Der Naturschutzbund Nabu will mit einem Forderungskatalog verhindern, dass Berlin seine Windkraftquote auf Kosten des Artenschutzes erfüllt.

Noch ziemlich einsam: Windrad am Stadrand in Pankow Foto: picture alliance/dpa | Annette Riedl

Berlin taz | Der Nabu Berlin befürchtet einen „massiven Schaden“ an der Hauptstadt – durch Windräder. Denn nach dem Windenergie-Gesetz des Bundes muss Berlin in den kommenden drei Jahren 0,25 Prozent der Landesfläche für den Ausbau von Windkraft zur Verfügung stellen, bis 2032 sollen es 0,5 Prozent der Landesfläche sein. Doch die Flächen „für eine konfliktfreie Errichtung“ von Windrädern seien in einem Stadtstaat „äußerst begrenzt“, so Rainer Altenkamp, Landesvorsitzender des Naturschutzbunds. In einem nun veröffentlichten Positionspapier setzt sich der Nabu für einen naturverträglichen Ausbau der erneuerbaren Energien ein und hat dafür eine Reihe von Forderungen aufgestellt.

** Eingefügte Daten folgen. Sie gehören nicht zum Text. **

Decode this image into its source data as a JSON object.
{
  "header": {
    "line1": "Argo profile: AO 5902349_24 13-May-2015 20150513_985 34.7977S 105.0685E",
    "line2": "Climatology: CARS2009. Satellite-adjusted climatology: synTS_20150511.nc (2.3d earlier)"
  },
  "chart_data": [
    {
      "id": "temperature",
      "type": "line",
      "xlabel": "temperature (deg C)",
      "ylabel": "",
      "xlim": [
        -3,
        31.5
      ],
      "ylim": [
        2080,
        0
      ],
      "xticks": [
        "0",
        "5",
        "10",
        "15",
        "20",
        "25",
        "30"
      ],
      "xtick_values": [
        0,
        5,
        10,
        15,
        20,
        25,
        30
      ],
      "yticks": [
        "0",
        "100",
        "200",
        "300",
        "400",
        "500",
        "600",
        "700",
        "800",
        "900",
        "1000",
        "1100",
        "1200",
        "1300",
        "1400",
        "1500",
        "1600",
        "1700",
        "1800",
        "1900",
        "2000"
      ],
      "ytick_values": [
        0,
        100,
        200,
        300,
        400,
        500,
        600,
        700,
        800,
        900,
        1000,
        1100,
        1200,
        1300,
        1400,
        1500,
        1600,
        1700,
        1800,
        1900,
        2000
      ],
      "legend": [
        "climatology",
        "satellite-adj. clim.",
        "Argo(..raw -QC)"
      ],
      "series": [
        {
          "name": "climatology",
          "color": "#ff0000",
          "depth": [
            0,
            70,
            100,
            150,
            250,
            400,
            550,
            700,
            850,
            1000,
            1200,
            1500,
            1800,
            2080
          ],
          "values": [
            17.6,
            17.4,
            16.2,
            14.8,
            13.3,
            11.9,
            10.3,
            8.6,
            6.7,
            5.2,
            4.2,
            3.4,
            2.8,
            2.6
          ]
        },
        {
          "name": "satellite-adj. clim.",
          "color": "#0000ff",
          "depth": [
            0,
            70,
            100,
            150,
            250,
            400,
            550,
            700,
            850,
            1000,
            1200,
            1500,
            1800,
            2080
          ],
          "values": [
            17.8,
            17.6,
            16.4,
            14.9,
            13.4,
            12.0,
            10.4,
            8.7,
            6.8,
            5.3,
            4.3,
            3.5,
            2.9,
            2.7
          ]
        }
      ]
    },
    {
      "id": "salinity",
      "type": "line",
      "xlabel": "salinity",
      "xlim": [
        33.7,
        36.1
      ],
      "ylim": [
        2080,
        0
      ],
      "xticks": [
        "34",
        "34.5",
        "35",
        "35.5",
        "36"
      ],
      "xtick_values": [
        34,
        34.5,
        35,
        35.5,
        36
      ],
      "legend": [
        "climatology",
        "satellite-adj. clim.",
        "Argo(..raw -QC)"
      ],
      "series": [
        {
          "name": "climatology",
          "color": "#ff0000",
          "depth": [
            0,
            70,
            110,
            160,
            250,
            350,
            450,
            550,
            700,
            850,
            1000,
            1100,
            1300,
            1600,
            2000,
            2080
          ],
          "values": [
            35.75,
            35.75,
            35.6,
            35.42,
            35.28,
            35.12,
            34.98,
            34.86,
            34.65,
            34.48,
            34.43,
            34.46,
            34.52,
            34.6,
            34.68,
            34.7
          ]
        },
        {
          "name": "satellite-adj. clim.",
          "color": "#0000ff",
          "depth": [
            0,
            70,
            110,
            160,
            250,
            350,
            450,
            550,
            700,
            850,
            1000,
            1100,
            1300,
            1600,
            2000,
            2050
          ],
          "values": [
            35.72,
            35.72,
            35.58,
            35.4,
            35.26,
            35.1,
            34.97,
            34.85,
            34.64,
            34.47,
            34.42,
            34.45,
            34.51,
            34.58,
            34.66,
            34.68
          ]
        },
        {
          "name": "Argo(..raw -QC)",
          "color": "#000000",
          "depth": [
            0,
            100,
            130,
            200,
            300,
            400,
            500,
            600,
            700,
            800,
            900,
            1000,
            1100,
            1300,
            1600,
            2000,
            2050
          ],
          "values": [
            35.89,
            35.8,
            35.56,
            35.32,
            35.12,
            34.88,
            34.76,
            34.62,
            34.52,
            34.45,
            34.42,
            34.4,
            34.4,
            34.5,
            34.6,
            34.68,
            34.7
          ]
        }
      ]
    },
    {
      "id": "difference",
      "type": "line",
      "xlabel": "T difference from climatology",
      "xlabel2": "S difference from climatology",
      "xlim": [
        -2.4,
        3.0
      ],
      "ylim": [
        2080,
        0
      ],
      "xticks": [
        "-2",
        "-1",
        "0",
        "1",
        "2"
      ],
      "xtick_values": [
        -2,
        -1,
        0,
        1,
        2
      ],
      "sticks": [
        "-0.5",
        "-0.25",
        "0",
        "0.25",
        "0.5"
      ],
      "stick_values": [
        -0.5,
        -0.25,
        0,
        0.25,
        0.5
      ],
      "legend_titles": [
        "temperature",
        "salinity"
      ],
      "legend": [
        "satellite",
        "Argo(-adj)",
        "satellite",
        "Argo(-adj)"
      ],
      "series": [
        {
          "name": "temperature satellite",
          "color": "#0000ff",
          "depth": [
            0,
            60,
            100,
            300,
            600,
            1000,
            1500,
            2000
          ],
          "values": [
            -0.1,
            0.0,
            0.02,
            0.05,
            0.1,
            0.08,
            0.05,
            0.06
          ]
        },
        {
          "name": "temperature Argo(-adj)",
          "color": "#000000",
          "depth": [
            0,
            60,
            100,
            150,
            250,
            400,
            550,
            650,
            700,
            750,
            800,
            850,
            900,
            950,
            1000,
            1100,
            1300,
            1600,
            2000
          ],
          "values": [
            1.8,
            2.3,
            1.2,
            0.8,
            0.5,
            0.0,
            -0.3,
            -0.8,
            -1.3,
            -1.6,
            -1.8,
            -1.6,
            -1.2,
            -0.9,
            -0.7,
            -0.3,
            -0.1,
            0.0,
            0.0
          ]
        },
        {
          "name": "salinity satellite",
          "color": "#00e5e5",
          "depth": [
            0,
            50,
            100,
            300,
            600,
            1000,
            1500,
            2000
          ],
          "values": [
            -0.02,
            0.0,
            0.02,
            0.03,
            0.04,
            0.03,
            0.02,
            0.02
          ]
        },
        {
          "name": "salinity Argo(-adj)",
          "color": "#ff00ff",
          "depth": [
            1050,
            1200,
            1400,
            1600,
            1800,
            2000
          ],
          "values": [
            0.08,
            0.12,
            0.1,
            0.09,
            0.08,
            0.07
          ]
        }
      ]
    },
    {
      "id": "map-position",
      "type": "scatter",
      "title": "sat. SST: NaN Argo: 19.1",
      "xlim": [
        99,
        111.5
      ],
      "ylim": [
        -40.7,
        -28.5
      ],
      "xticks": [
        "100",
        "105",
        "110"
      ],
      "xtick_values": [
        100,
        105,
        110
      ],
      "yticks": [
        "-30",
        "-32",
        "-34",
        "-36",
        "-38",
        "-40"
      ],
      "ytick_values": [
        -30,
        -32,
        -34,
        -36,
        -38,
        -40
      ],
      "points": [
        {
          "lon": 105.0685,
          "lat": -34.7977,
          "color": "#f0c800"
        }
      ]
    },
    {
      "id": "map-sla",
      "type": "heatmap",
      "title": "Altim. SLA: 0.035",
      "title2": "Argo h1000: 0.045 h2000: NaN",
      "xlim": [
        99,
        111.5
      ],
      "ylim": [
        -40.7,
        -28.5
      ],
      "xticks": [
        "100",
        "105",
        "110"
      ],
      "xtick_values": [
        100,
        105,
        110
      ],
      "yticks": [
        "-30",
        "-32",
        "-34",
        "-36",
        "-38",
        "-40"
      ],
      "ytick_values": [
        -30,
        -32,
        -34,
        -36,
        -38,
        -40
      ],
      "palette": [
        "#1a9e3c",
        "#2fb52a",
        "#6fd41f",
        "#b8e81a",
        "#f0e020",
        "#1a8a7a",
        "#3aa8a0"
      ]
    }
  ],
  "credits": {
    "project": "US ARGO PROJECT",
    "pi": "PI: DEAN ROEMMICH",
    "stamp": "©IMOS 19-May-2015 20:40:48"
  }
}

Konkret fordert die Organisation, dass keine Windräder in den Wäldern und Forsten aufgestellt werden sollen. Denn dann müssten Flächen gerodet werden: nicht nur für die Standorte der Windräder selbst, sondern auch für – mindestens fünf Meter breite – Zufahrtswege. Das würde „Waldflächen zerschneiden“, schreibt der Nabu. Der Verband fürchtet, dass insbesondere Fledermäuse und Greifvögel beeinträchtigt würden.

Windräder sollten demnach auch nicht in Naturschutzgebieten stehen und nur in mindestens 500 Metern Abstand zu solchen Schutzgebieten aufgestellt werden dürfen. Stattdessen plädiert der Nabu dafür, die Windkraftanlagen an Autobahnen, Bahnflächen und Flughäfen oder in Gewerbegebieten aufzustellen. Das Aufstellen auf solchen „stark vorbelasteten Flächen“ könne den „Berliner Landschaftsraum schonen“. Windräder sollen außerdem nach Willen des Nabu regelmäßig abgeschaltet werden, damit möglichst wenige Vögel und Fledermäuse mit den Rotoren zusammenstoßen.

0,5 Prozent der Landesfläche – das sind nach Berechnungen des Nabu 446 Hektar. Es wäre ein Gebiet, das der Größe des ehemaligen Flughafens Tegel entspricht. Wie viele Windräder auf dieser Fläche aufgestellt werden könnten, ist nach Angaben der Senatsverwaltung für Wirtschaft, Energie und Betriebe aber schwer zu sagen. Nach Berechnungen der Fachagentur Wind habe eine Windenergieanlage mit 4 bis 6 Megawatt Leistung einen Flächenverbrauch von 21 bis 23 Hektar. Für Berlin käme man damit theoretisch auf rund 20 Anlagen, schreibt die Wirtschaftsverwaltung auf taz-Anfrage. „Dies gilt aber nur idealtypisch für eine zusammenhängende Fläche. Wie sich das in Berlin auf vielen kleineren Einzelflächen verhält, kann man so pauschal – zumindest aktuell – noch nicht beantworten“, heißt es weiter.

Es wird windig

Bundesvorgaben Mit dem „Wind-an-Land-Gesetz“ vom Februar 2023 will die Bundesregierung den Ausbau der Windenergie beschleunigen. Bislang sind bundesweit 0,8 Prozent der Landesfläche für Windkraftanlagen an Land ausgewiesen, bis 2032 sollen es 2 Prozent sein. Das Gesetz gibt den Ländern daher Flächenziele für den Ausbau der Windenergie vor. Berlin muss bis 2027 0,25 Prozent seiner Landesfläche für Windkraft ausgewiesen haben, bis 2032 dann 0,5 Prozent.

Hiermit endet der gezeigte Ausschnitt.